No-calorie sweeteners have proven to be relatively useless in the fight against obesity, despite what the food industry may tell you. In a new study published in Nature, researchers provide evidence that no-calorie sweeteners can induce metabolic changes that lead to glucose intolerance in both mice and humans. This study found that the changes in glucose tolerance come about from shifts in gut bacteria.
The mouse arm of this study started by feeding mice a 10% solution of either saccharin, aspartame, or sucralose in place of drinking water and comparing their glucose tolerance to control mice given either water alone or a 10% glucose solution. After 11 weeks, the glucose tolerance in the mice given the artificial sweetener was worse than the mice given water or even glucose. Previous research has shown that certain no calorie sweeteners can alter the gut microbiome, so the researchers gave mice a 4 week course of antibiotics to wipe out the microbiome. The result...Glucose tolerance returned to normal.
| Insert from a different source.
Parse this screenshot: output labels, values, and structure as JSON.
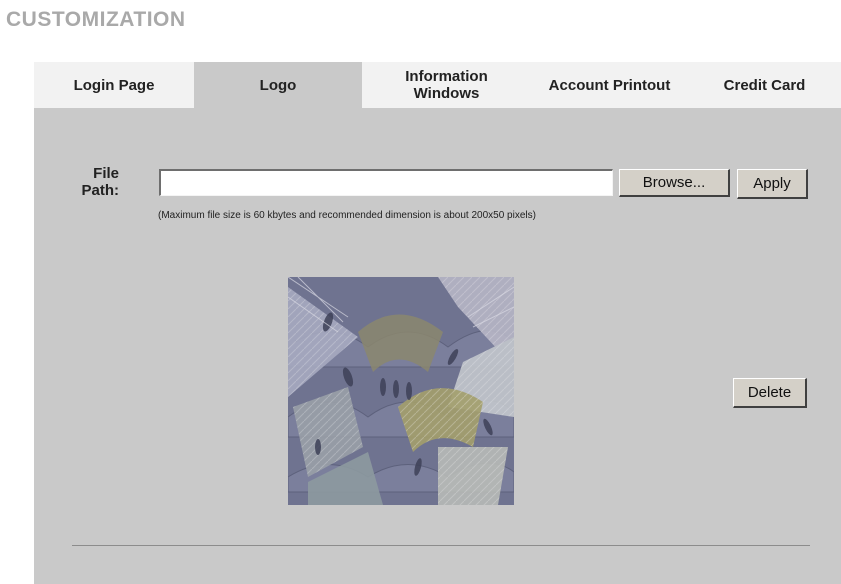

To make certain that the effects were due strictly to changes in the gut microbiome, researchers transplanted feces from the mice given saccharin in to germ-free mice who had not had the sweetener. Within a week, the germ-free mice had the same changes in glucose tolerance as those who consumed the no-calorie sweetener. Looking at the fecal samples, researchers found changes in the microbiome that mirrored changes in the microbiome of humans that eat no-calorie sweeteners. Furthermore, a follow-up with 7 humans with no history of using no-calorie sweeteners who were fed saccharin at the maximum daily limit allowed by the FDA found that 4 of the subjects had poorer glucose tolerance after 7 days and an altered gut microbiome that, when transplanted in to mice, resembled the one seen in mice fed saccharin.
This study brings up a few important points. While the dosage of no-calorie sweetener was high, it was within FDA limits. So while you may not consume these sweeteners at the level seen in these studies, the point is that they aren't entirely benign. Furthermore, relying on these sweeteners as a crutch to kick a sweet tooth may not be in your best interest, especially if you are diabetic. Secondly, some people did not respond negatively to the no-calorie sweetener. An important question to answer would be whether or not Type 2 diabetics, who have poor glycemic control in the first place, are more likely to be susceptible to poorer glycemic control from these sweeteners due to their microbiome. I would be willing to bet that people with Type 2 diabetes are more likely to rely on no-calorie sweeteners because they "have no direct effect on blood glucose". Unfortunately, they apparently have an indirect effect on blood glucose that is just as bad as a direct one.
Finally, even though the people who weren't affected by the artificial sweeteners were in the minority, the fact that their glucose tolerance wasn't affected, nor was their microbiome, points to no-calorie sweeteners being benign for them. As is a frequent topic in this blog, an individualized approach to health and diet is always the best approach.